Simply Good Foods Future Earnings Per Share Growth
Risks
What could happen that would invalidate this narrative?- Supply chain constraints and a temporary underperformance in Quest shipments initially impacted the alignment of shipments and retail takeaway, posing a risk to future revenue predictability.
- Atkins brand is expected to face significant declines due to the proactive elimination of low ROI investments and loss of club distribution, which could impact overall revenue growth for Simply Good Foods.

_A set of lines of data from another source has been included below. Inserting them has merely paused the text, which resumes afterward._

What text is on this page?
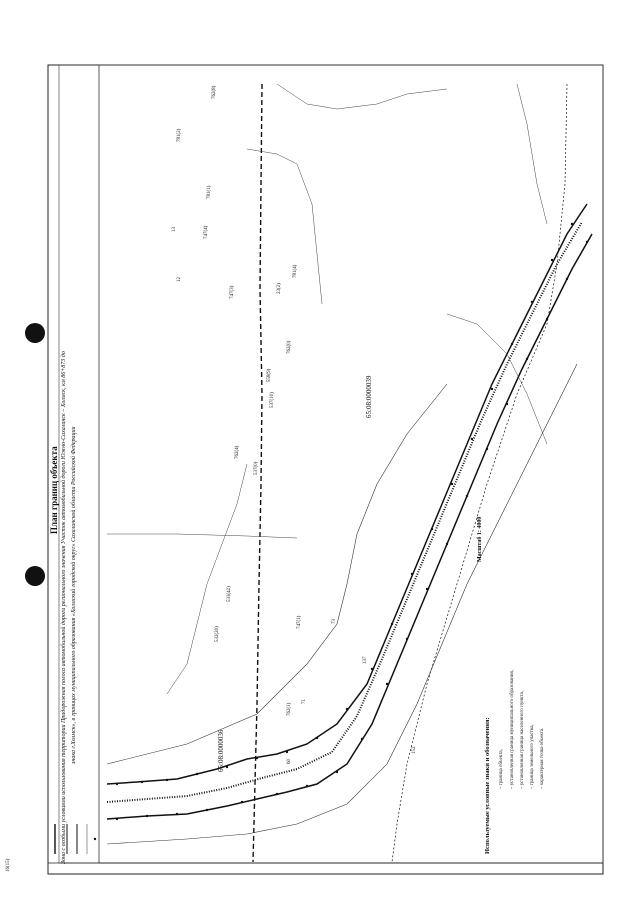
План границ объекта Зона с особыми условиями использования территории Придорожная полоса автомобильной дороги регионального значения Участок автомобильной дороги Южно-Сахалинск – Холмск, км 86+873 до знака г.Холмск», в границах муниципального образования «Холмский городской округ» Сахалинской области Российской Федерации
65:08:0000039
65:08:0000036
532(20)
533(42)
537(0)
762(4)
762(1)
747(1)
558(9)
762(0)
781(1)
781(2)
762(8)
23(2)
16(15)
781(4)
747(4)
747(3)
537(10)
12
13
60
71
73
137
152
Масштаб 1: 4000
Используемые условные знаки и обозначения: – граница объекта, – установленная граница муниципального образования, – установленная граница населенного пункта, – граница земельного участка, – характерная точка объекта.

- There is reliance on future innovations and new product launches, such as the Quest Overload bar platform, which carries execution and consumer adoption risks that could affect future revenue and earnings.
- Gross margins are subject to fluctuations due to commodity price increases, particularly in cocoa and whey, which could impact net margins and make cost management challenging.
- The increase in input cost inflation expected throughout fiscal year 2025 may require pricing actions to maintain profitability, potentially affecting consumer demand and overall earnings.
Valuation
How have all the factors above been brought together to estimate a fair value?- The analysts have a consensus price target of $40.9 for Simply Good Foods based on their expectations of its future earnings growth, profit margins and other risk factors. However, there is a degree of disagreement amongst analysts, with the most bullish reporting a price target of $47.0, and the most bearish reporting a price target of just $33.0.
- In order for you to agree with the analyst's consensus, you'd need to believe that by 2028, revenues will be $1.7 billion, earnings will come to $216.3 million, and it would be trading on a PE ratio of 23.6x, assuming you use a discount rate of 6.2%.
- Given the current share price of $33.31, the analyst price target of $40.9 is 18.6% higher.
- We always encourage you to reach your own conclusions though. So sense check these analyst numbers against your own assumptions and expectations based on your understanding of the business and what you believe is probable.
How well do narratives help inform your perspective?
Disclaimer
Warren A.I. is a tool utilizing a Large Language Model (LLM) that ingests data on consensus price targets, forecasted revenue and earnings figures, as well as the transcripts of earnings calls to produce qualitative analysis. The narratives produced by Warren A.I. are general in nature and are based solely on analyst data and publicly-available material published by the respective companies. These scenarios are not indicative of the company's future performance and are exploratory in nature. Simply Wall St has no position in the company(s) mentioned. Simply Wall St may provide the securities issuer or related entities with website advertising services for a fee, on an arm's length basis. These relationships have no impact on the way we conduct our business, the content we host, or how our content is served to users. The price targets and estimates used are consensus data, and do not constitute a recommendation to buy or sell any stock, and they do not take account of your objectives, or your financial situation. Note that Warren A.I.'s analysis may not factor in the latest price-sensitive company announcements or qualitative material.